The work available to retirees is often insecure. Among those working after retirement, only 38 percent said they were registered with the Social Security Institution (SGK), while 62 percent said they were working without social security coverage.

More than half of working retirees, 56.6 percent, said they worked full time. Another 17.6 percent worked part time, 16.8 percent worked daily jobs and 9 percent worked seasonally. The share of unregistered work rose to 85.1 percent among daily workers and 88 percent among seasonal workers, according to the study.

Housing is one of the main factors separating retirees who can manage from those who face deeper poverty. The study found that 56.6 percent of respondents lived in their own homes, while 30.5 percent were tenants and 11.6 percent lived in someone else’s home without paying rent.

The burden is heavier for women. The share of tenants was 41.9 percent among female retirees compared with 27 percent among male retirees. Among tenants, 72.1 percent strongly agreed that they could not meet basic needs without working.

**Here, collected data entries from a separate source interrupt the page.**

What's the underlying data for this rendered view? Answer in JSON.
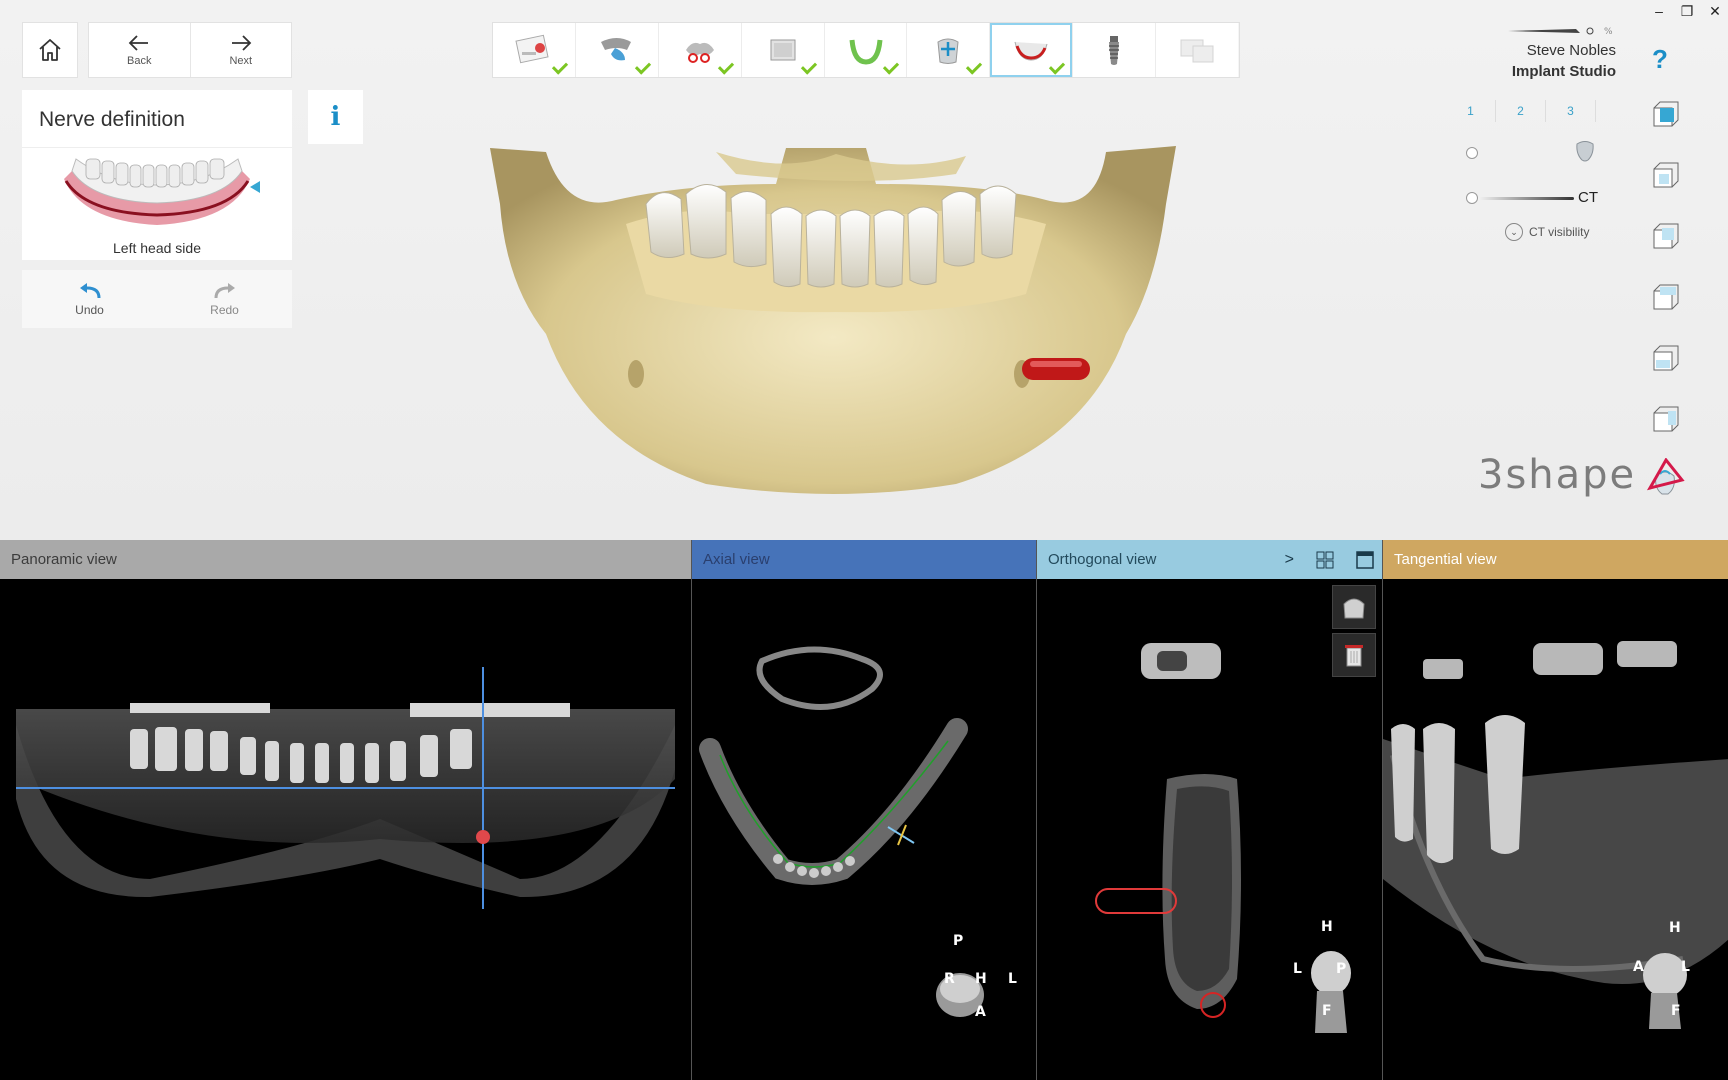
{
  "window_controls": {
    "minimize": "–",
    "restore": "❐",
    "close": "✕"
  },
  "nav": {
    "back_label": "Back",
    "next_label": "Next"
  },
  "workflow_steps": [
    {
      "name": "order-form",
      "done": true
    },
    {
      "name": "scan",
      "done": true
    },
    {
      "name": "cut",
      "done": true
    },
    {
      "name": "volume",
      "done": true
    },
    {
      "name": "arch",
      "done": true
    },
    {
      "name": "tooth-add",
      "done": true
    },
    {
      "name": "nerve",
      "done": true,
      "active": true
    },
    {
      "name": "implant",
      "done": false
    },
    {
      "name": "report",
      "done": false,
      "dim": true
    }
  ],
  "step_panel": {
    "title": "Nerve definition",
    "caption": "Left head side",
    "info_label": "i"
  },
  "undo": {
    "undo_label": "Undo",
    "redo_label": "Redo"
  },
  "user": {
    "name": "Steve Nobles",
    "studio": "Implant Studio",
    "pen_percent": "%"
  },
  "help_label": "?",
  "layout_tabs": [
    "1",
    "2",
    "3"
  ],
  "ct_slider": {
    "label": "CT",
    "visibility_label": "CT visibility"
  },
  "brand": {
    "name": "3shape"
  },
  "panes": {
    "panoramic": {
      "title": "Panoramic view"
    },
    "axial": {
      "title": "Axial view",
      "orient": {
        "top": "P",
        "left": "R",
        "center": "H",
        "right": "L",
        "bottom": "A"
      }
    },
    "orthogonal": {
      "title": "Orthogonal view",
      "chevron": ">",
      "orient": {
        "top": "H",
        "left": "L",
        "center": "P",
        "bottom": "F"
      }
    },
    "tangential": {
      "title": "Tangential view",
      "orient": {
        "top": "H",
        "left": "A",
        "right": "L",
        "bottom": "F"
      }
    }
  },
  "colors": {
    "accent": "#1b8ec7",
    "check": "#7cc623",
    "axial_header": "#4673b9",
    "ortho_header": "#98cbe0",
    "tang_header": "#cfa761",
    "nerve": "#c81e1e"
  }
}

Heating costs have also become a major burden. The study found that 52.9 percent of respondents said they had great difficulty heating their homes in winter, while 23.3 percent said they had difficulty, meaning more than three-quarters struggled with heating expenses. The report says retirees often have to choose between heating, food and other basic needs.

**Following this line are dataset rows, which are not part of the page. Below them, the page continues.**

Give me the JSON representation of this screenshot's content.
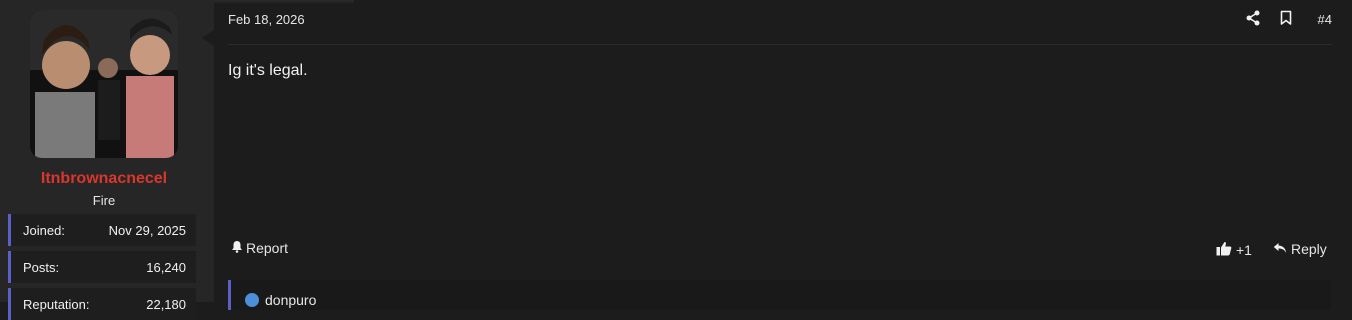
{
  "user": {
    "username": "Itnbrownacnecel",
    "title": "Fire",
    "username_color": "#d9372d",
    "stats": [
      {
        "label": "Joined:",
        "value": "Nov 29, 2025"
      },
      {
        "label": "Posts:",
        "value": "16,240"
      },
      {
        "label": "Reputation:",
        "value": "22,180"
      }
    ]
  },
  "post": {
    "date": "Feb 18, 2026",
    "number": "#4",
    "body": "Ig it's legal.",
    "icons": {
      "share": "share-icon",
      "bookmark": "bookmark-icon"
    }
  },
  "actions": {
    "report_label": "Report",
    "like_label": "+1",
    "reply_label": "Reply"
  },
  "quote": {
    "author": "donpuro"
  },
  "colors": {
    "accent": "#5b5fc7",
    "background": "#1c1c1c",
    "sidebar": "#262626"
  }
}
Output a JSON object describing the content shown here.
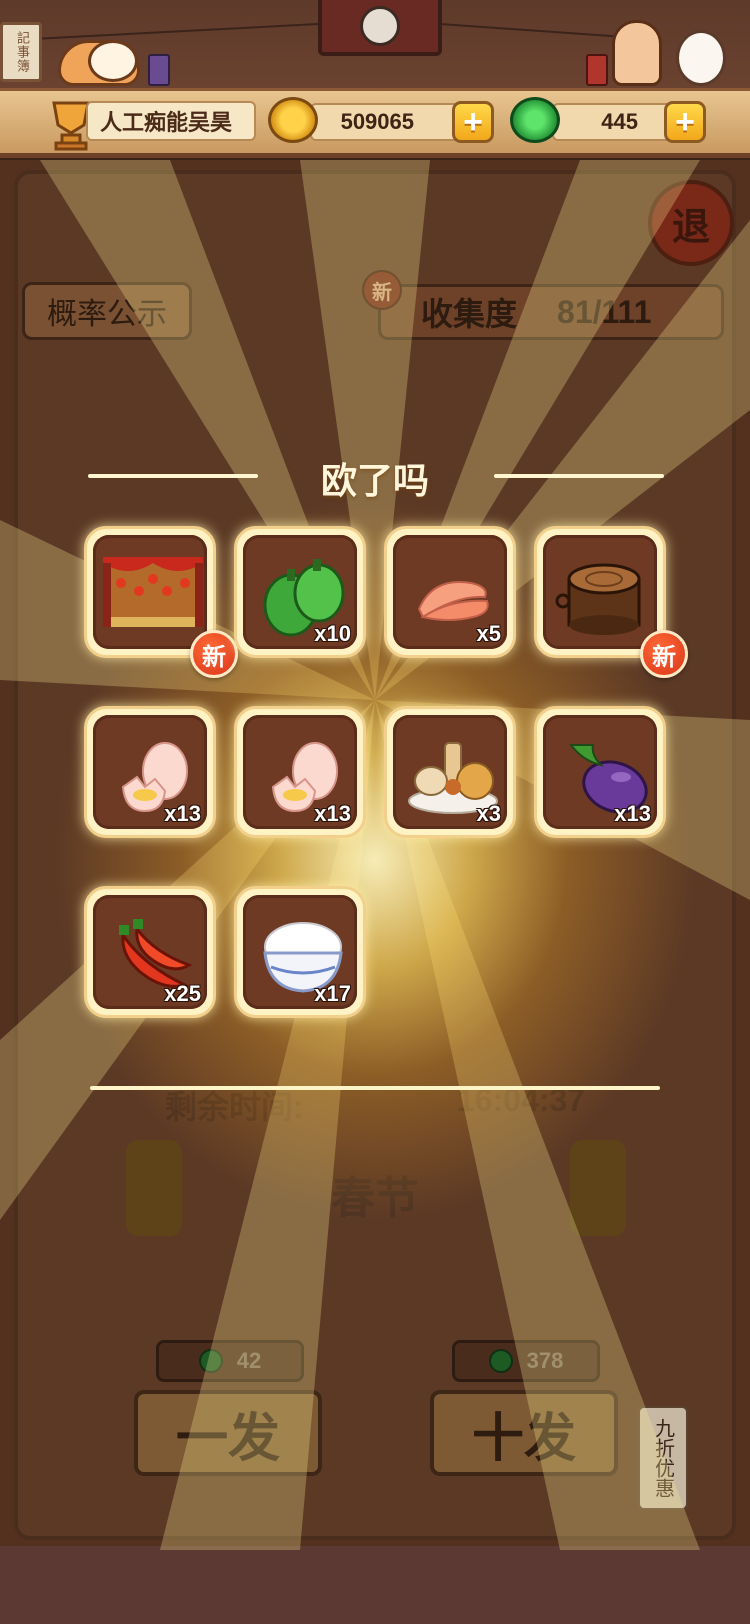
{
  "header": {
    "calendar_sign": "記事簿",
    "player_name": "人工痴能吴昊",
    "coins": "509065",
    "gems": "445"
  },
  "background": {
    "probability_button": "概率公示",
    "new_badge": "新",
    "collection_label": "收集度",
    "collection_value": "81/111",
    "exit_button": "退",
    "remaining_time_label": "剩余时间:",
    "remaining_time_value": "16:04:37",
    "season": "春节",
    "single_cost": "42",
    "ten_cost": "378",
    "single_draw": "一发",
    "ten_draw": "十发",
    "discount_tag": "九折优惠"
  },
  "result": {
    "title": "欧了吗",
    "items": [
      {
        "name": "festival-stage",
        "qty": "",
        "new": true
      },
      {
        "name": "green-pepper",
        "qty": "x10",
        "new": false
      },
      {
        "name": "salmon-slice",
        "qty": "x5",
        "new": false
      },
      {
        "name": "wood-stump",
        "qty": "",
        "new": true
      },
      {
        "name": "egg",
        "qty": "x13",
        "new": false
      },
      {
        "name": "egg",
        "qty": "x13",
        "new": false
      },
      {
        "name": "fried-snack-platter",
        "qty": "x3",
        "new": false
      },
      {
        "name": "eggplant",
        "qty": "x13",
        "new": false
      },
      {
        "name": "red-chili",
        "qty": "x25",
        "new": false
      },
      {
        "name": "rice-bowl",
        "qty": "x17",
        "new": false
      }
    ],
    "new_label": "新"
  },
  "colors": {
    "accent_gold": "#f2a81a",
    "badge_red": "#d9341a",
    "panel_brown": "#6e3a24"
  }
}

Health costs add another layer of pressure. The study found that 36.3 percent of respondents had great difficulty accessing healthcare services and 19.7 percent had difficulty, bringing the total facing serious access problems to 56 percent. The report says formal health coverage does not guarantee real access because of appointment problems, co-payments, medicine costs, transport expenses and waiting times.

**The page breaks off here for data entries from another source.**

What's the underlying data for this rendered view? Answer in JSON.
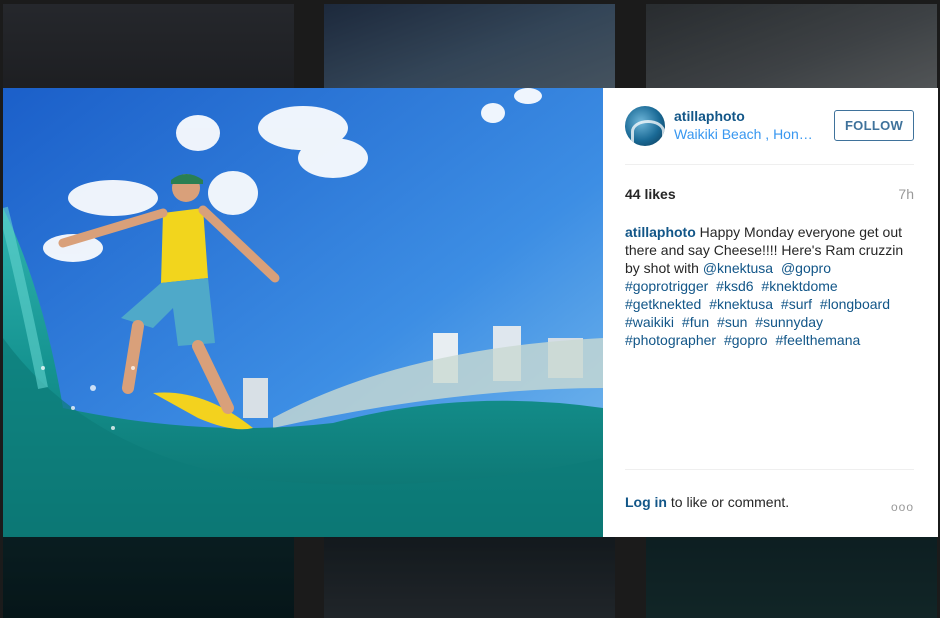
{
  "post": {
    "username": "atillaphoto",
    "location": "Waikiki Beach , Hon…",
    "follow_label": "FOLLOW",
    "likes": "44 likes",
    "time": "7h",
    "caption_author": "atillaphoto",
    "caption_text": "Happy Monday everyone get out there and say Cheese!!!! Here's Ram cruzzin by shot with",
    "caption_tags": [
      "@knektusa",
      "@gopro",
      "#goprotrigger",
      "#ksd6",
      "#knektdome",
      "#getknekted",
      "#knektusa",
      "#surf",
      "#longboard",
      "#waikiki",
      "#fun",
      "#sun",
      "#sunnyday",
      "#photographer",
      "#gopro",
      "#feelthemana"
    ],
    "login_link": "Log in",
    "login_suffix": "to like or comment.",
    "more_label": "ooo"
  },
  "colors": {
    "link": "#125688",
    "location": "#3897f0",
    "follow_border": "#3f729b"
  },
  "icons": {
    "avatar": "avatar-wave-photo",
    "more": "more-options-icon"
  }
}
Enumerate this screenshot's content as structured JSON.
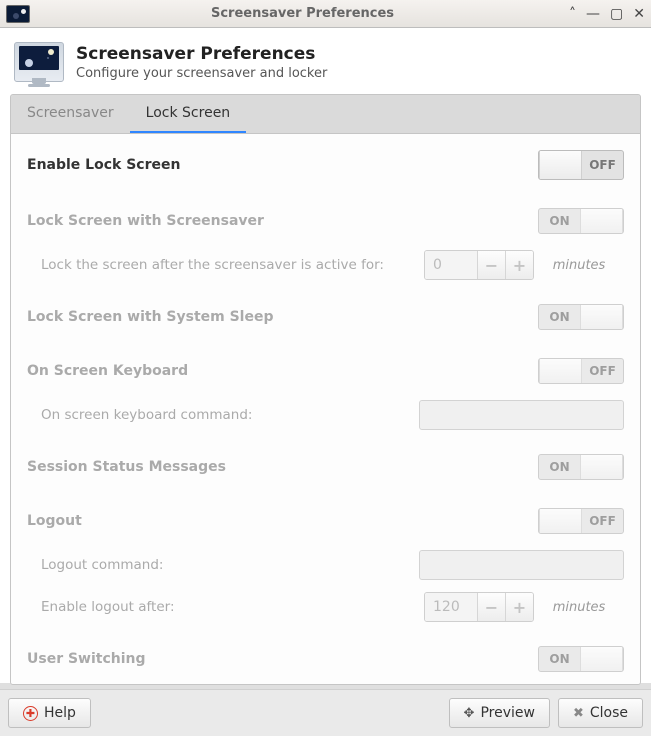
{
  "titlebar": {
    "title": "Screensaver Preferences"
  },
  "header": {
    "title": "Screensaver Preferences",
    "subtitle": "Configure your screensaver and locker"
  },
  "tabs": {
    "screensaver": "Screensaver",
    "lock": "Lock Screen"
  },
  "toggles": {
    "on": "ON",
    "off": "OFF"
  },
  "lock": {
    "enable": {
      "label": "Enable Lock Screen",
      "state": "off"
    },
    "with_screensaver": {
      "label": "Lock Screen with Screensaver",
      "state": "on",
      "delay_label": "Lock the screen after the screensaver is active for:",
      "delay_value": "0",
      "delay_unit": "minutes"
    },
    "with_sleep": {
      "label": "Lock Screen with System Sleep",
      "state": "on"
    },
    "osk": {
      "label": "On Screen Keyboard",
      "state": "off",
      "cmd_label": "On screen keyboard command:"
    },
    "session_msgs": {
      "label": "Session Status Messages",
      "state": "on"
    },
    "logout": {
      "label": "Logout",
      "state": "off",
      "cmd_label": "Logout command:",
      "enable_after_label": "Enable logout after:",
      "enable_after_value": "120",
      "enable_after_unit": "minutes"
    },
    "user_switch": {
      "label": "User Switching",
      "state": "on"
    }
  },
  "buttons": {
    "help": "Help",
    "preview": "Preview",
    "close": "Close"
  }
}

Debt has become part of everyday survival for many retirees in the study. Some 66.3 percent of respondents said they had debt, with the share rising to 74.2 percent among women. Among those with debt, 98.6 percent had credit card debt, suggesting that borrowing is often used to cover short-term gaps between income and basic expenses rather than large investments or discretionary spending.

The study also found a weak capacity to handle emergencies. Forty-seven percent of respondents said they could not find 20,000 lira ($440) within a month in an emergency such as a health expense or home repair. When undecided respondents are included, the share rises to 56 percent.

Poverty is also pushing retirees out of social life. Seventy-six percent of respondents said they could not attend social activities such as going to the cinema, visiting others or sitting in a tea garden because of financial reasons. The report says this reflects not only lower consumption but also shrinking social ties and weaker participation in public life.

The findings point to widespread anxiety about the future. Some 74.1 percent of respondents said they were worried about the future, including 56.2 percent who strongly agreed with that statement. Among women, the share expressing concern rose to 80.7 percent.

The report says this anxiety is tied not only to money but also to fears of illness, dependency, loneliness and becoming a burden on children. In interviews retirees repeatedly described old age as a period in which they feared losing independence and relying on family members for care.

The crisis has a gender dimension. The study says women’s retirement poverty is shaped by unpaid care work, interrupted employment, lower pensions, widowhood and greater housing insecurity. It calls for pension and social policy tools that account for care-related career breaks and the vulnerability of older women living alone.

The study’s policy recommendations call for the lowest pension to be reset according to basic living costs rather than symbolic increases. It also recommends indexing pensions not only to general inflation but also to costs that weigh heavily on older people, including food, rent, energy, medicine and care.

The report also urges separate policy tools for tenant retirees, including rent support, social rental housing and protections against eviction and excessive rent increases. It recommends targeted energy, water, natural gas and transport support for low-income retirees and measures to reduce debt burdens.